Baja el peso de la deuda en QR, pero aún se consume casi el 10% del presupuesto anual

Baja el peso de la deuda en QR, pero aún se consume casi el 10% del presupuesto anual

La consolidación de los ingresos propios del estado en el presupuesto 2019 mejora los indicadores.

Permitiría mejores tasas de interés, y podría impactar en la fórmula de reparto de recursos federales. 

La deuda pasó del 71% al 55% de los ingresos totales del estado. 

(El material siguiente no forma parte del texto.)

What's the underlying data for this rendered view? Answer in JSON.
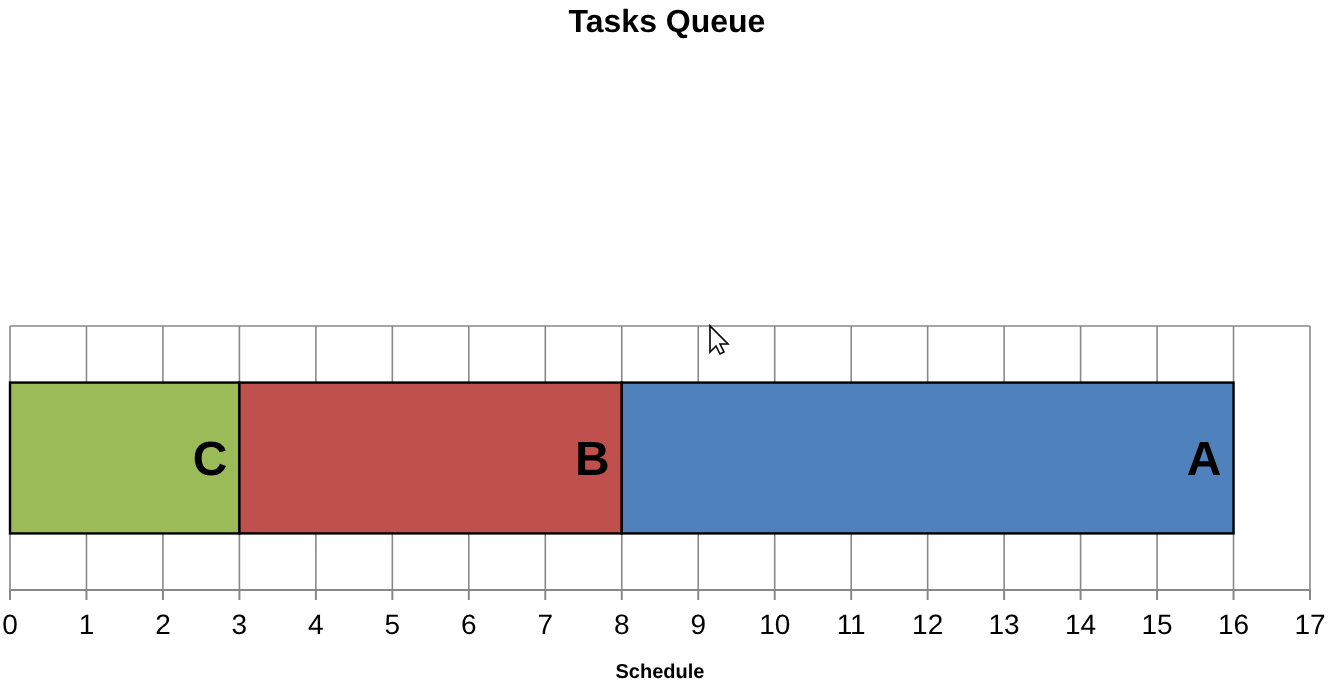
{
  "chart_data": {
    "type": "bar",
    "title": "Tasks Queue",
    "xlabel": "Schedule",
    "orientation": "horizontal",
    "stacked": true,
    "categories": [
      null
    ],
    "series": [
      {
        "name": "C",
        "color": "#9bbb59",
        "values": [
          3
        ]
      },
      {
        "name": "B",
        "color": "#c0504d",
        "values": [
          5
        ]
      },
      {
        "name": "A",
        "color": "#4f81bd",
        "values": [
          8
        ]
      }
    ],
    "xlim": [
      0,
      17
    ],
    "xticks": [
      0,
      1,
      2,
      3,
      4,
      5,
      6,
      7,
      8,
      9,
      10,
      11,
      12,
      13,
      14,
      15,
      16,
      17
    ],
    "grid": "x"
  }
}
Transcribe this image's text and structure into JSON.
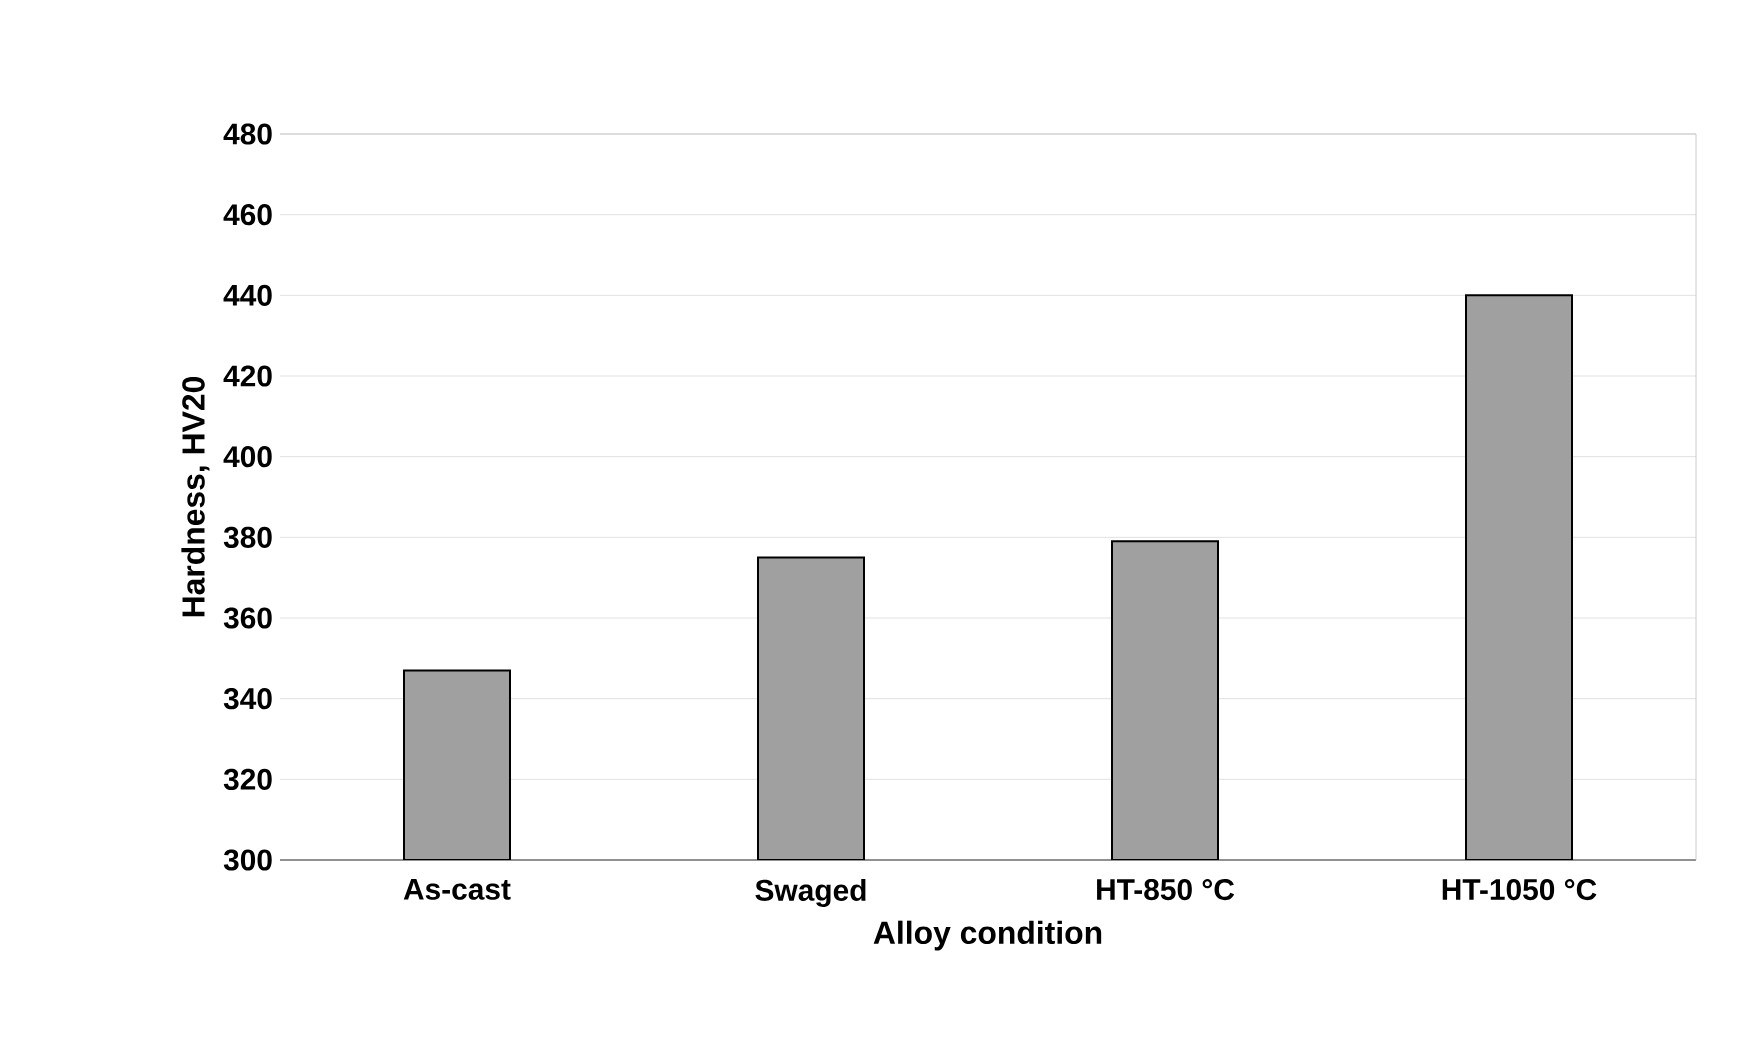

Pero sin embargo, el servicio anual de la deuda se lleva una importante tajada del presupuesto. 

 

(La Opinión) 

 

La Ley de Ingresos y el presupuesto de Egresos del estado para 2019 trajo varias sorpresas. Una de ellas es que muestra una importante baja del peso de la deuda en comparación con los recursos del estado. 
En números absolutos, la baja es bastante considerable. En 2016, cuando se dio el cambio de administración, los ingresos totales del estado fueron de 26 mil 971 millones de pesos. 
En ese momento, la deuda, de 19 mil 103, era igual a casi el 71% de los ingresos totales. 
Para 2019, el estado prevé un ingreso de recursos de 34 mil 579 millones, por lo cual la deuda de 19 mil 150 millones es igual al 55% de los ingresos. 
De cualquier manera, no es esa la forma en la que se mide normalmente el peso de la deuda. Los factores que más se utilizan son los ingresos propios y las participaciones federales, que son las que se afectan para el pago de la deuda. 
En el primer rubro, el de ingresos propios, es donde el estado tendrá su mayor suba. 
Los ingresos de 2019 serían superiores a los 8500 millones de pesos, contra los poco más de 6 mil millones de 2018. Hasta el cierre del tercer trimestre, último dato disponible, se habían recaudado poco más de 4900 millones. 
En 2017, la deuda era igual a 3,24 veces los ingresos propios; al cierre de 2018, ese número habría bajado a aproximadamente 3 veces. Para 2019, la deuda será de 2,20 veces los ingresos propios.
La suba más grande de los ingresos propios se da en el rubro de derechos. Lo que se cobra por derechos pasará de 1450 millones en 2018, a 4145 millones en 2019. 
La razón es que el nuevo presupuesto, por cambios legales que aprobó el Congreso, incluye ingresos de entes desconcentrados que antes no se registraban. 
Se incorporaron a la Ley de Derechos todos los derechos que están en la Ley de Hacienda (menos los de licencia de bebidas alcohólicas)  así como los servicios que prestan organismos de salud, educación y seguridad, que no se reflejaban en la Ley de Ingresos 
Así se explica ese cambio, y su relevancia, en el propio paquete fiscal recientemente aprobado: 
“Al captar todos estos recursos vía Ley de Ingresos, permitirá contabilizar mayores ingresos y con esto mejorar los índices de eficiencia recaudatoria, sumar recursos con miras a mejorar el coeficiente de la fórmula de participaciones federales, pero fundamentalmente tener control de recursos públicos que hasta ahora no ha sido posible identificar con exactitud el monto de su captación al interior de cada organismo”. 
Además, se busca que el impacto de crecimiento de los ingresos propios sea aún mucho mayor con el nacimiento del Sistema de Administración Tributaria de Quintana Roo (SATQ) que tiene como principal objetivo ir contra la evasión fiscal y la economía informal en el estado. 
Si esos objetivos se cumplen, el estado tendrá aire para renegociar mejores tasas de interés para la deuda, y podría verse beneficiado del reparto de recursos federales del próximo año. 
Más allá de eso, la deuda de largo plazo, mas los Adefas, demandarán este 2019 casi 3200 millones de pesos. 
Esa pesada herencia del borgismo, aún está muy lejos de desaparecer.